Xinhua Hu et al. have conducted a simple experiment to prove that surface waves on a liquid can also refract in this unusual way. They filled a transparent tank with low-viscosity liquid and upright copper cylinders, then generated surface waves that travelled over the cylinders. As the wave frequency is increased, projected images of the waves show their focal point to be moving further away from the lens, and above about 5.8 Hz there is a transition from normal to negative refraction (pictured). The cylinders act as a ‘superlens’, bending the spreading water waves back towards a focal point on the opposite side of the barrier to the source. This matches theoretical predictions, and neatly mirrors the phenomenon of negative refraction seen for electromagnetic waves.

Mark Peplow

Nanoengineering: Much ado about nothing

Appl. Phys. Lett. 84, 2644–2645 (2004)

‘Nothing’ is a relative concept, but the emptiness of the little vacuum pocket created by Wei-Qiang Han and A. Zettl could hardly be more absolute. The so-called ultrahigh vacuum of conventional technology typically achieves pressures of less than 10−9 torr, but Han and Zettl have made a cavity in which they estimate the pressure to be around 10−84 torr. In comparison, outer space — at around 10−12 to 10−13 torr — is positively crowded.

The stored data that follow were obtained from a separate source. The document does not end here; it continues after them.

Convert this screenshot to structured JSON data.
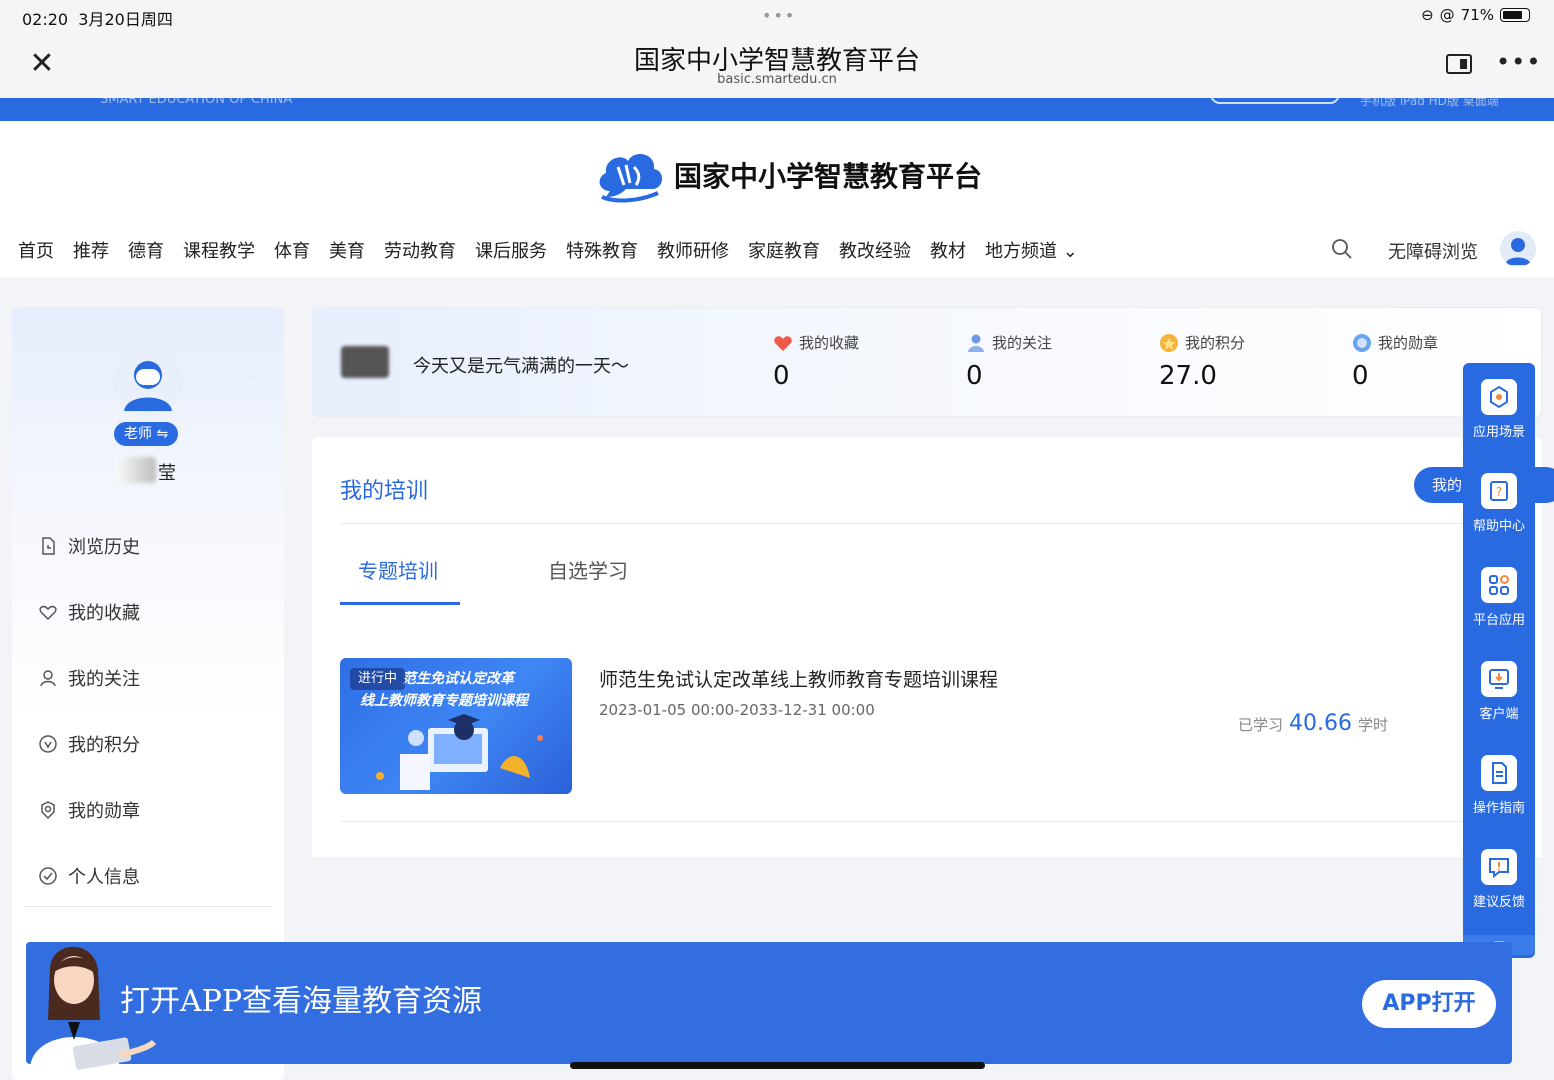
{
  "status_bar": {
    "time": "02:20",
    "date": "3月20日周四",
    "dots": "•••",
    "battery": "71%"
  },
  "browser": {
    "title": "国家中小学智慧教育平台",
    "url": "basic.smartedu.cn",
    "more": "•••"
  },
  "band": {
    "left_text": "SMART EDUCATION OF CHINA",
    "right_text": "手机版 iPad HD版 桌面端"
  },
  "header": {
    "logo_text": "国家中小学智慧教育平台",
    "nav": [
      "首页",
      "推荐",
      "德育",
      "课程教学",
      "体育",
      "美育",
      "劳动教育",
      "课后服务",
      "特殊教育",
      "教师研修",
      "家庭教育",
      "教改经验",
      "教材",
      "地方频道"
    ],
    "nav_dropdown_caret": "⌄",
    "accessibility": "无障碍浏览"
  },
  "sidebar": {
    "role": "老师 ⇋",
    "name": "莹",
    "menu": [
      {
        "label": "浏览历史",
        "icon": "history-icon"
      },
      {
        "label": "我的收藏",
        "icon": "heart-icon"
      },
      {
        "label": "我的关注",
        "icon": "user-icon"
      },
      {
        "label": "我的积分",
        "icon": "points-icon"
      },
      {
        "label": "我的勋章",
        "icon": "medal-icon"
      },
      {
        "label": "个人信息",
        "icon": "check-icon"
      }
    ]
  },
  "stats": {
    "greeting": "今天又是元气满满的一天～",
    "items": [
      {
        "label": "我的收藏",
        "value": "0",
        "icon": "heart-icon",
        "color": "#ef5a4a"
      },
      {
        "label": "我的关注",
        "value": "0",
        "icon": "user-icon",
        "color": "#6f9ae8"
      },
      {
        "label": "我的积分",
        "value": "27.0",
        "icon": "coin-icon",
        "color": "#f6b334"
      },
      {
        "label": "我的勋章",
        "value": "0",
        "icon": "medal-icon",
        "color": "#6aa3f0"
      }
    ]
  },
  "training": {
    "title": "我的培训",
    "my_button": "我的",
    "tabs": [
      "专题培训",
      "自选学习"
    ],
    "course": {
      "badge": "进行中",
      "thumb_line1": "范生免试认定改革",
      "thumb_line2": "线上教师教育专题培训课程",
      "name": "师范生免试认定改革线上教师教育专题培训课程",
      "date_range": "2023-01-05 00:00-2033-12-31 00:00",
      "progress_prefix": "已学习",
      "progress_value": "40.66",
      "progress_unit": "学时"
    }
  },
  "right_toolbar": [
    {
      "label": "应用场景",
      "icon": "scene-icon"
    },
    {
      "label": "帮助中心",
      "icon": "help-icon"
    },
    {
      "label": "平台应用",
      "icon": "apps-icon"
    },
    {
      "label": "客户端",
      "icon": "client-icon"
    },
    {
      "label": "操作指南",
      "icon": "guide-icon"
    },
    {
      "label": "建议反馈",
      "icon": "feedback-icon"
    }
  ],
  "app_banner": {
    "text": "打开APP查看海量教育资源",
    "button": "APP打开"
  },
  "colors": {
    "brand_blue": "#2a6ae0"
  }
}
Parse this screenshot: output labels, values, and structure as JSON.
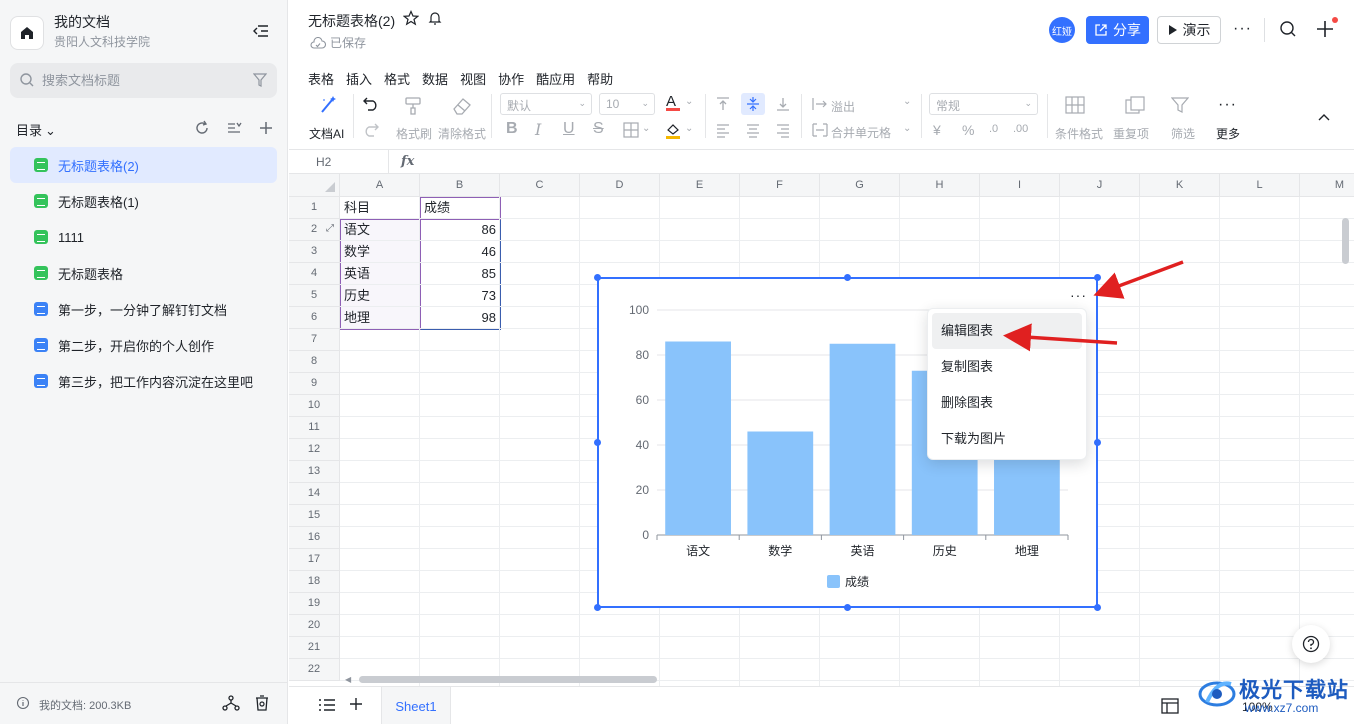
{
  "workspace": {
    "title": "我的文档",
    "subtitle": "贵阳人文科技学院"
  },
  "search": {
    "placeholder": "搜索文档标题"
  },
  "toc": {
    "title": "目录"
  },
  "docs": [
    {
      "label": "无标题表格(2)",
      "type": "sheet"
    },
    {
      "label": "无标题表格(1)",
      "type": "sheet"
    },
    {
      "label": "1111",
      "type": "sheet"
    },
    {
      "label": "无标题表格",
      "type": "sheet"
    },
    {
      "label": "第一步，一分钟了解钉钉文档",
      "type": "doc"
    },
    {
      "label": "第二步，开启你的个人创作",
      "type": "doc"
    },
    {
      "label": "第三步，把工作内容沉淀在这里吧",
      "type": "doc"
    }
  ],
  "sidebar_footer": {
    "size": "我的文档: 200.3KB"
  },
  "document": {
    "title": "无标题表格(2)",
    "saved": "已保存"
  },
  "topbar": {
    "avatar": "红娅",
    "share": "分享",
    "present": "演示"
  },
  "menu": [
    "表格",
    "插入",
    "格式",
    "数据",
    "视图",
    "协作",
    "酷应用",
    "帮助"
  ],
  "toolbar": {
    "ai": "文档AI",
    "format_painter": "格式刷",
    "clear_format": "清除格式",
    "font": "默认",
    "font_size": "10",
    "overflow": "溢出",
    "merge": "合并单元格",
    "number_format": "常规",
    "conditional": "条件格式",
    "duplicates": "重复项",
    "filter": "筛选",
    "more": "更多"
  },
  "formula_bar": {
    "cell_ref": "H2",
    "fx": "fx"
  },
  "columns": [
    "A",
    "B",
    "C",
    "D",
    "E",
    "F",
    "G",
    "H",
    "I",
    "J",
    "K",
    "L",
    "M"
  ],
  "rows": [
    "1",
    "2",
    "3",
    "4",
    "5",
    "6",
    "7",
    "8",
    "9",
    "10",
    "11",
    "12",
    "13",
    "14",
    "15",
    "16",
    "17",
    "18",
    "19",
    "20",
    "21",
    "22"
  ],
  "table": {
    "header": [
      "科目",
      "成绩"
    ],
    "rows": [
      [
        "语文",
        "86"
      ],
      [
        "数学",
        "46"
      ],
      [
        "英语",
        "85"
      ],
      [
        "历史",
        "73"
      ],
      [
        "地理",
        "98"
      ]
    ]
  },
  "chart_data": {
    "type": "bar",
    "categories": [
      "语文",
      "数学",
      "英语",
      "历史",
      "地理"
    ],
    "series": [
      {
        "name": "成绩",
        "values": [
          86,
          46,
          85,
          73,
          98
        ],
        "color": "#89c3fb"
      }
    ],
    "yticks": [
      "0",
      "20",
      "40",
      "60",
      "80",
      "100"
    ],
    "ylim": [
      0,
      100
    ],
    "grid": true,
    "legend": "bottom"
  },
  "context_menu": {
    "items": [
      "编辑图表",
      "复制图表",
      "删除图表",
      "下载为图片"
    ]
  },
  "bottom": {
    "sheet": "Sheet1",
    "zoom": "100%"
  },
  "watermark": {
    "text": "极光下载站",
    "url": "www.xz7.com"
  },
  "colors": {
    "accent": "#3370ff",
    "bar": "#89c3fb",
    "arrow": "#e02020"
  }
}
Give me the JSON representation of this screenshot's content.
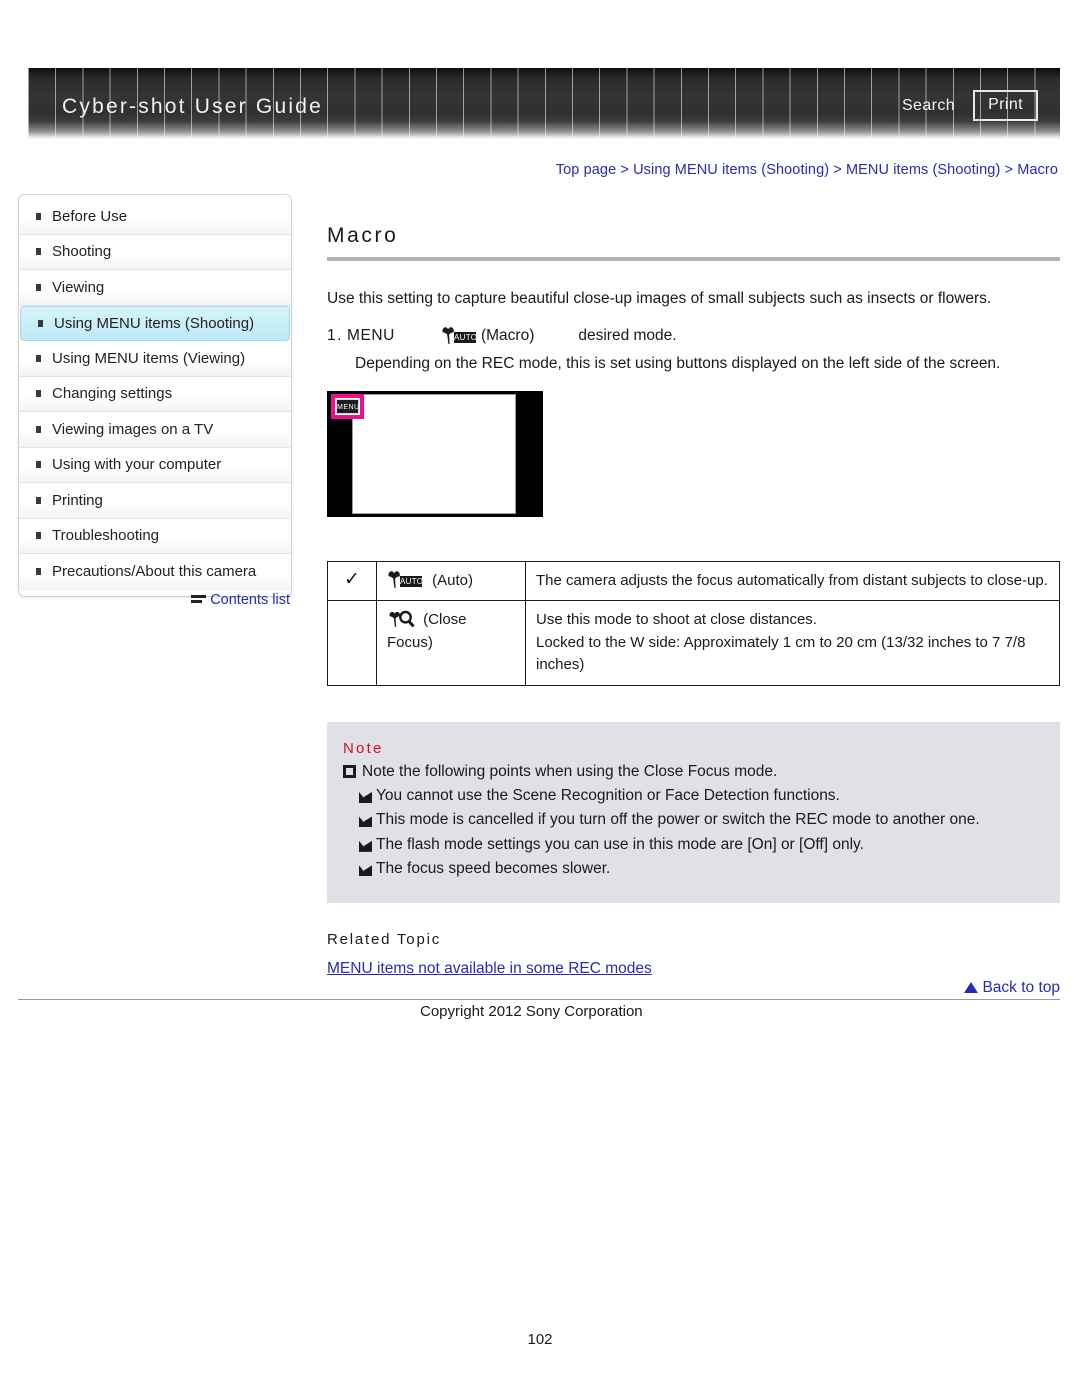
{
  "header": {
    "title": "Cyber-shot User Guide",
    "search_label": "Search",
    "print_label": "Print"
  },
  "breadcrumb": {
    "text": "Top page > Using MENU items (Shooting) > MENU items (Shooting) > Macro"
  },
  "sidebar": {
    "items": [
      {
        "label": "Before Use",
        "active": false
      },
      {
        "label": "Shooting",
        "active": false
      },
      {
        "label": "Viewing",
        "active": false
      },
      {
        "label": "Using MENU items (Shooting)",
        "active": true
      },
      {
        "label": "Using MENU items (Viewing)",
        "active": false
      },
      {
        "label": "Changing settings",
        "active": false
      },
      {
        "label": "Viewing images on a TV",
        "active": false
      },
      {
        "label": "Using with your computer",
        "active": false
      },
      {
        "label": "Printing",
        "active": false
      },
      {
        "label": "Troubleshooting",
        "active": false
      },
      {
        "label": "Precautions/About this camera",
        "active": false
      }
    ],
    "contents_list_label": "Contents list"
  },
  "main": {
    "title": "Macro",
    "intro": "Use this setting to capture beautiful close-up images of small subjects such as insects or flowers.",
    "step": {
      "number": "1.",
      "menu_label": "MENU",
      "icon_label": "(Macro)",
      "icon_auto_text": "AUTO",
      "tail": "desired mode."
    },
    "step_note": "Depending on the REC mode, this is set using buttons displayed on the left side of the screen.",
    "illustration": {
      "menu_button_label": "MENU"
    },
    "table": {
      "rows": [
        {
          "checked": "✓",
          "mode": "(Auto)",
          "icon_text": "AUTO",
          "description": "The camera adjusts the focus automatically from distant subjects to close-up."
        },
        {
          "checked": "",
          "mode": "(Close Focus)",
          "icon_text": "",
          "description_line1": "Use this mode to shoot at close distances.",
          "description_line2": "Locked to the W side: Approximately 1 cm to 20 cm (13/32 inches to 7 7/8 inches)"
        }
      ]
    },
    "note": {
      "title": "Note",
      "lead": "Note the following points when using the Close Focus mode.",
      "items": [
        "You cannot use the Scene Recognition or Face Detection functions.",
        "This mode is cancelled if you turn off the power or switch the REC mode to another one.",
        "The flash mode settings you can use in this mode are [On] or [Off] only.",
        "The focus speed becomes slower."
      ]
    },
    "related": {
      "title": "Related Topic",
      "link": "MENU items not available in some REC modes"
    }
  },
  "footer": {
    "back_to_top": "Back to top",
    "copyright": "Copyright 2012 Sony Corporation",
    "page_number": "102"
  },
  "colors": {
    "link": "#2a2ab5",
    "accent_pink": "#ec0f8e",
    "note_red": "#d4121a",
    "active_nav": "#c9eef8"
  }
}
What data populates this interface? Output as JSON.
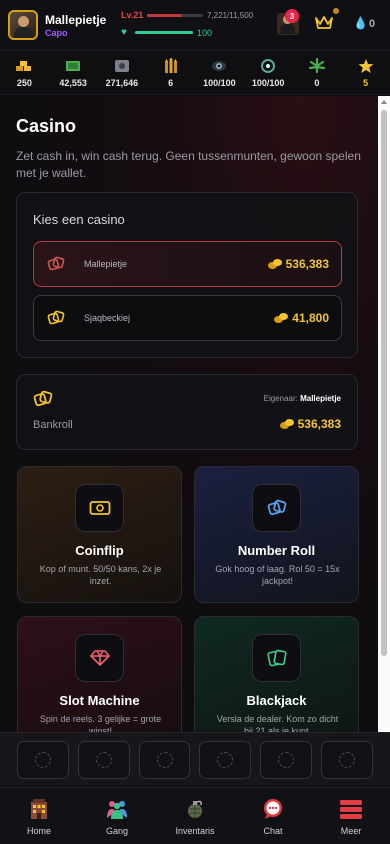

The authors made their nanoscale cavity by using the electron beam of a transmission electron microscope to cleave a nanocrystal of potassium chloride that plugs the internal channel of a boron nitride nanotube. The nanocrystal has a width of 1.59 nm — six atomic layers — and fits almost perfectly within a nanotube of 2.3 nm inner diameter. Yet at room temperature the crystal slides spontaneously along the tube in a random walk. So when it is cleaved in two, the two fragments can move apart to create a cavity between them: an empty space preserved by an atomically tight seal at either end.